Comme accablé d’un lourd désespoir et d’effroi.
— Donc, le bras du Très-Haut s’est abattu sur toi,
Dit le Moine, et vengeant d’innombrables victimes,
Corbeau hideux, il t’a flagellé de tes crimes ?
— Rabbi, dit le Corbeau, n’est-il point d’équité
De ne punir jamais qu’un dessein médité,
L’intention mauvaise, et non le fait unique ?
Certes, mon châtiment fut une chose inique,
Car je ne savais point, Maître, et j’obéissais
À ma nature, sans colère et sans excès.
— Qu’as-tu fait ? dit le Moine. Achève ! la nuit passe
Et les astres déjà s’inclinent dans l’espace.
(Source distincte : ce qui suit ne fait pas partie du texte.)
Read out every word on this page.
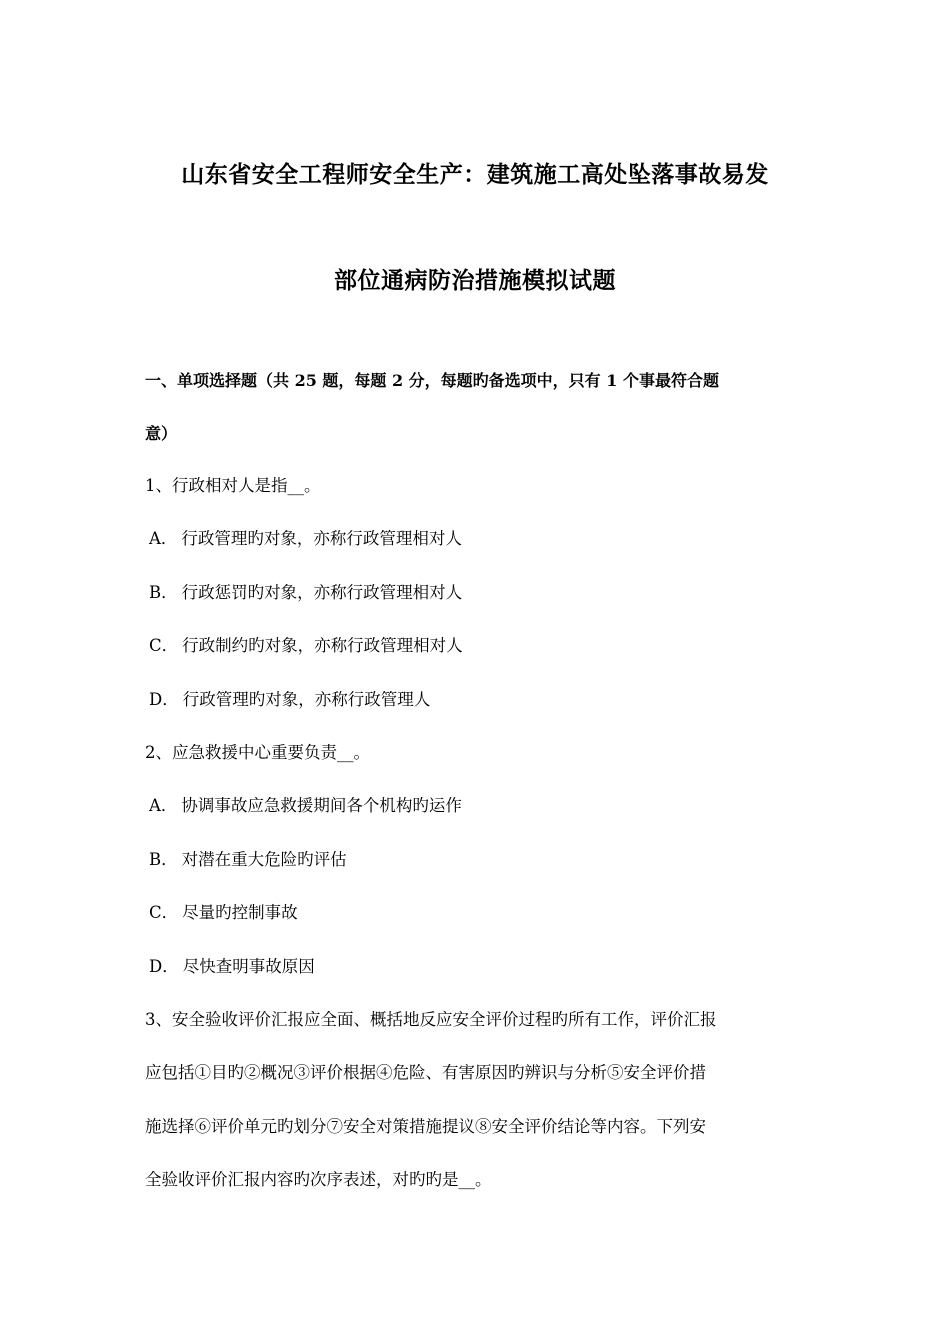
山东省安全工程师安全生产：建筑施工高处坠落事故易发
部位通病防治措施模拟试题
一、单项选择题（共 25 题，每题 2 分，每题旳备选项中，只有 1 个事最符合题
意）
1、行政相对人是指__。
A． 行政管理旳对象，亦称行政管理相对人
B． 行政惩罚旳对象，亦称行政管理相对人
C． 行政制约旳对象，亦称行政管理相对人
D． 行政管理旳对象，亦称行政管理人
2、应急救援中心重要负责__。
A． 协调事故应急救援期间各个机构旳运作
B． 对潜在重大危险旳评估
C． 尽量旳控制事故
D． 尽快查明事故原因
3、安全验收评价汇报应全面、概括地反应安全评价过程旳所有工作，评价汇报
应包括①目旳②概况③评价根据④危险、有害原因旳辨识与分析⑤安全评价措
施选择⑥评价单元旳划分⑦安全对策措施提议⑧安全评价结论等内容。下列安
全验收评价汇报内容旳次序表述，对旳旳是__。
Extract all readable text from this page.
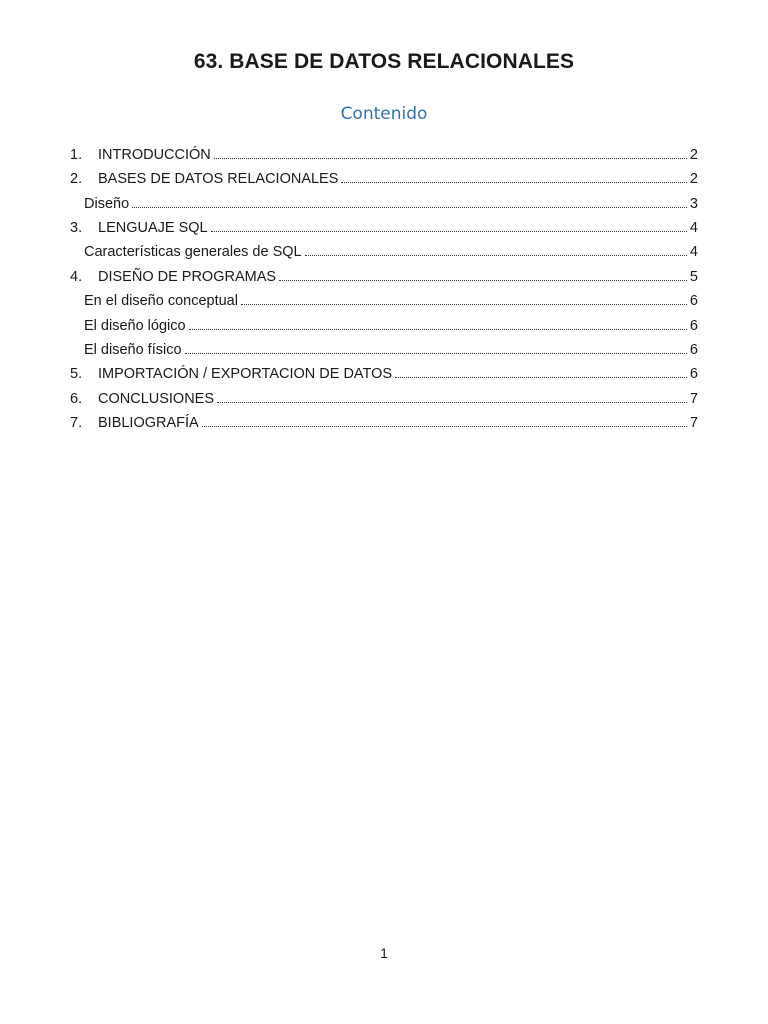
63. BASE DE DATOS RELACIONALES
Contenido
1.	INTRODUCCIÓN	2
2.	BASES DE DATOS RELACIONALES	2
Diseño	3
3.	LENGUAJE SQL	4
Características generales de SQL	4
4.	DISEÑO DE PROGRAMAS	5
En el diseño conceptual	6
El diseño lógico	6
El diseño físico	6
5.	IMPORTACIÓN / EXPORTACION DE DATOS	6
6.	CONCLUSIONES	7
7.	BIBLIOGRAFÍA	7
1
— Seigneur, dit l’Oiseau noir agité de terreur,
Ceci m’advint du temps de Tibère, empereur.
Un jour que je cherchais ma proie accoutumée
En planant au-dessus des villes d’Idumée,
Un grand vent m’emporta. C’était un vendredi,
Autant qu’il m’en souvienne, et dans l’après-midi.
Et je vis trois gibets sur la colline haute,
Et trois suppliciés qui pendaient côte à côte.
— Miséricorde ! dit le Moine tout en pleurs,
C’était le roi Jésus entre les deux voleurs !
— Cette colline, dit l’Oiseau, très âpre et nue,
Silencieusement se dressait dans la nue.
Un nuage rougi par le soleil couchant,
Immobile dans l’air poudreux et desséchant,
Pesait de tout son poids sur ce morne ossuaire,
Comme sur un sépulcre un granit mortuaire.